Project 1: Cart-Pole

In this task we have to balance a rod on top of a cart. Number of action spaces is 2. Action space is discrete here.
0 - move cart to the left
1 - move cart to the right
I solved this problem using DQN in around 60 episodes. Following is a graph of score vs episodes.

Project 2: Mountain-Car

In this task we have to teach the car to reach at the goal position which is at the top of mountain. Number of action spaces is 3. Action space is descrete in this environment.
0 - move car to left
1 - do nothing
2 - move car to right
I solved this problem using DQN in around 15 episodes. Following is a graph of score vs episodes.

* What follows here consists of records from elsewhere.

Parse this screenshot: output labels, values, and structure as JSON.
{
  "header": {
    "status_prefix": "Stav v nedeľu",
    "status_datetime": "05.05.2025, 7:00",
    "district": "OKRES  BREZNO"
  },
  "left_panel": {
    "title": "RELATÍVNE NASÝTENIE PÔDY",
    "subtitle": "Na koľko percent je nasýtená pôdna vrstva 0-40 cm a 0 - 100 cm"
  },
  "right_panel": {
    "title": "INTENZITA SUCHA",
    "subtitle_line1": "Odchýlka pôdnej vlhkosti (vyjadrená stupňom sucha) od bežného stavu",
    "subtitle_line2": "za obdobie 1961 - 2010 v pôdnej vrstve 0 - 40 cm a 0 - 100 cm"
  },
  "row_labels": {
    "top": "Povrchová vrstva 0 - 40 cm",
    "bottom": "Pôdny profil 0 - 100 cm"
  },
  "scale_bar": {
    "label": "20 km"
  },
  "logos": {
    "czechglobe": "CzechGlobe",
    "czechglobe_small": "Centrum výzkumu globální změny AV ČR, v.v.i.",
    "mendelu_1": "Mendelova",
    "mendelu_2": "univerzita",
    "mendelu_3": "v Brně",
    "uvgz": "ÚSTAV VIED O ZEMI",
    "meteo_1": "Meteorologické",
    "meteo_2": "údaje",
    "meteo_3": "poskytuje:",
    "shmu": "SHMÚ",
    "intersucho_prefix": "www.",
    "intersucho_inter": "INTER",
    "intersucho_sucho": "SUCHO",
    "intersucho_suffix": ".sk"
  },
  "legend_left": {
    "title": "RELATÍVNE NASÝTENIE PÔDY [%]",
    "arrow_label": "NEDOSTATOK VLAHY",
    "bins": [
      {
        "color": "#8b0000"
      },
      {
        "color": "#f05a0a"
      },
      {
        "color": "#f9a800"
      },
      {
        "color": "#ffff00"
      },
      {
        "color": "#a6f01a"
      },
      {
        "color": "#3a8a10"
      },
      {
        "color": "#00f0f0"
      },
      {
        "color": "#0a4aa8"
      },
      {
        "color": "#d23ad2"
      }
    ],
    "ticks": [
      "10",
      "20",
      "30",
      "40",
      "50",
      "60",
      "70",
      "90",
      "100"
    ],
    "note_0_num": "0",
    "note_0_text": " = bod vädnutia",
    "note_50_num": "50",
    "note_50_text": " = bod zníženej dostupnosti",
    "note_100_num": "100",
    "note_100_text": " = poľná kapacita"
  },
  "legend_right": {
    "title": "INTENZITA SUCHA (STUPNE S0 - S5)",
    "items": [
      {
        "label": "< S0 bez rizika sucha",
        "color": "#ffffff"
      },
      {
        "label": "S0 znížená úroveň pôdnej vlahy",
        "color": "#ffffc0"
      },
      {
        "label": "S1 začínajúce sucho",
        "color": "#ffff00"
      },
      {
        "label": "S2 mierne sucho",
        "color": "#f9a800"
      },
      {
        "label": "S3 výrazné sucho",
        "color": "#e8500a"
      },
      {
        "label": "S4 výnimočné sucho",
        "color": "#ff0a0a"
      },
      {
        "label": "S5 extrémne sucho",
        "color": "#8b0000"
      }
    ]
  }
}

In this task we have to balance the pendulam upside down. Number of action spaces is 1 which is torque applied on the joint. Action space is continuous here.
0 - torque [-2, 2]
I solved this problem using DDPG in around 100 episodes. Following is a graph of score vs episodes.

The task is to land the space-ship between the flags smoothly. The ship has 3 throttles in it. One throttle points downward and other 2 points in the left and right direction. With the help of these, you have to control the Ship. There are 2 version for this task. One is discrete version which has discrete action space and other is continuous which has continuous action space.
In order to solve the episode you have to get a reward of +200 for 100 consecutive episodes. I solved both the version under 400 episodes.

BipedalWalker has 2 legs. Each leg has 2 joints. You have to teach the Bipedal-walker to walk by applying the torque on these joints. You can apply the torque in the range of (-1, 1). Positive reward is given for moving forward and small negative reward is given on applying torque on the motors.

In the beginning, AI is behaving very randomly. It does not know how to control and balance the legs.

After 300 episodes, it learns to crawl on one knee and one leg. This AI is playing safe now because if it tumbles then it gets -100 reward.

After 500 episodes it started to balance on both of the legs. But It still needs to learn how to walk properly.

After 600 episodes, it learns to maximize the rewards. It is walking in some different style. After all, it’s an AI not a Human. This is just one of the way to walk in order to get maximum reward. If I train it again, it might learn some other optimal way to walk.

I saved my weight from the previous training on simple terrain and resumed my training on the hardcore terrain. I did it because the agent already knew how to walk on simple terrain and now it needs to learn how to cross obstacles while walking.